Author Instructions


Submission Instructions

MIDL 2023 submissions follow two tracks: full and short papers. All accepted full papers will be published as a volume in the Proceedings of Machine Learning Research. We will be using openreview.net as a submission and reviewing platform.

Full papers contain methodological developments or well-validated applications of deep learning algorithms in medical imaging. The paper length is limited to 8 pages excluding references and appendix sections. There is no page limit for the references and appendices, but reviewers are not obliged to evaluate any content included in an appendix section. The papers will go through a full, double-blind reviewing process via OpenReview. A selection of full papers will be invited for oral presentation. All accepted full papers will be published in the Proceedings of Machine Learning Research.

Short papers are strictly limited to 3 pages (including references) and can, for example, focus on novel methodological ideas without extensive validation. We also specifically accept short papers discussing recently published or submitted journal contributions to give authors the opportunity to present their work and obtain feedback from conference attendees. Selection of short papers is based on a light single-blind review process via OpenReview. All accepted short papers will be presented at the conference.

To submit a paper, authors need to have an updated OpenReview account.

The link will be posted at this location when submission opens.

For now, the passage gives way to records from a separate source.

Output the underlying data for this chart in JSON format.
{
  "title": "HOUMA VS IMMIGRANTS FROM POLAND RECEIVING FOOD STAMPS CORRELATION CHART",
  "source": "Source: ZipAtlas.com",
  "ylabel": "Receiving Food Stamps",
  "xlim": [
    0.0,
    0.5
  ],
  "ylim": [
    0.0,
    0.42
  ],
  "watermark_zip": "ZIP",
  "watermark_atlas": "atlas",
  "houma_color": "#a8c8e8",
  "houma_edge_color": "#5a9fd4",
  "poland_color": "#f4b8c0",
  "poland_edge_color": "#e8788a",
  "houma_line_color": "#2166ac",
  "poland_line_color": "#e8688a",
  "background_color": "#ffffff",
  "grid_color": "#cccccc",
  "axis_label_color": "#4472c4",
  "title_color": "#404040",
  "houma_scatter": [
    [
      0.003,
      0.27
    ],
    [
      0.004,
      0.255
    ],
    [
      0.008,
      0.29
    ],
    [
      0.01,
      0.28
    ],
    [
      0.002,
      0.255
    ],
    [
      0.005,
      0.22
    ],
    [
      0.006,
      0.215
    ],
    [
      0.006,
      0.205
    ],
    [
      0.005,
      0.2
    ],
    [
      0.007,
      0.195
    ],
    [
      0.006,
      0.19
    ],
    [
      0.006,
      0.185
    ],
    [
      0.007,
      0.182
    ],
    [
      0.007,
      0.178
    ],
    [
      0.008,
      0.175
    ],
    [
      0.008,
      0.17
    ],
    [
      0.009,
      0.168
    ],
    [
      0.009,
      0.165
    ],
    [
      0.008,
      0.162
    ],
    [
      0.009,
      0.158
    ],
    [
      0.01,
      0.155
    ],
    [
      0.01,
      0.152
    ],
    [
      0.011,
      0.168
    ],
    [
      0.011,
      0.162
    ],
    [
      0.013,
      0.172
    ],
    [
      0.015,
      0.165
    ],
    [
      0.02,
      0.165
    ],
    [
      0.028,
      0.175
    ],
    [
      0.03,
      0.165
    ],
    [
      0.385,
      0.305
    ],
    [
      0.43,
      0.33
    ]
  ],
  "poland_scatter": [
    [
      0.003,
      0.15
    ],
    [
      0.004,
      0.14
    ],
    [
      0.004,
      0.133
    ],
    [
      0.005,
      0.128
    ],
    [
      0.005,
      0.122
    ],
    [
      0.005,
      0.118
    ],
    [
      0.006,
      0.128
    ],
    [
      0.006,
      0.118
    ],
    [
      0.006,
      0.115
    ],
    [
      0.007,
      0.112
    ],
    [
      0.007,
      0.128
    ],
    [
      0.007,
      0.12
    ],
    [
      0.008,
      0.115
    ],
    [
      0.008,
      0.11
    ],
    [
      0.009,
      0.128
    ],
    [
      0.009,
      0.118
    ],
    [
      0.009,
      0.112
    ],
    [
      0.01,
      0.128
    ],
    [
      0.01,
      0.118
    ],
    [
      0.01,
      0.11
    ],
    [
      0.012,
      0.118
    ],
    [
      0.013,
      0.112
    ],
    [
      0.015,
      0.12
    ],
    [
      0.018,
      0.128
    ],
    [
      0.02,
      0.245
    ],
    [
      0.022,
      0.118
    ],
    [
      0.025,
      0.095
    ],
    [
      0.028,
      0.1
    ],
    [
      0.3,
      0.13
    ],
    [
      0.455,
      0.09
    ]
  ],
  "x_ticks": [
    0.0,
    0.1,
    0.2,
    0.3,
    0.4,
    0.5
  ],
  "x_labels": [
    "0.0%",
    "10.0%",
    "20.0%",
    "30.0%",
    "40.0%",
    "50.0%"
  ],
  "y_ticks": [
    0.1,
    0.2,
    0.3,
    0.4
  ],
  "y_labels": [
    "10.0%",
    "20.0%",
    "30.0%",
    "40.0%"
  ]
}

Inquiries to the program chairs can be addressed directly to [email protected].

Paper registration

To be able to upload the PDF of a full or short paper before the submission deadlines, authors have to create a submission on openreview with title, abstract and author information a week in advance (paper registration deadline, 8 January 2023).

Latex template

To prepare your submission to MIDL 2023 either as a full or short paper, please use the LaTeX style files provided at: https://github.com/MIDL-Conference/MIDLLatexTemplate. Please use the anonymized variant of the template when submitting for review.


Dual submission policy

Full papers

Submissions that are substantially similar to papers that have been previously published, or accepted for publication, or that are submitted in parallel to other conferences with proceedings or journals, are not allowed.

Short papers

In addition to original work, authors can choose to submit a shortened version of a recently published, or submitted, journal publication to foster dissemination of high-quality work. Submissions that are substantially similar to versions that have been accepted or submitted in parallel to other conferences with proceedings are not allowed.

In both cases, dual submission of your paper to a non-peer reviewed website like arXiv is allowed. Similarly, submissions that have been presented at non-archival workshops (i.e., venues that do not have publication proceedings or publish only a very short abstract) do not violate the policy.

This policy will be enforced during the whole reviewing process period.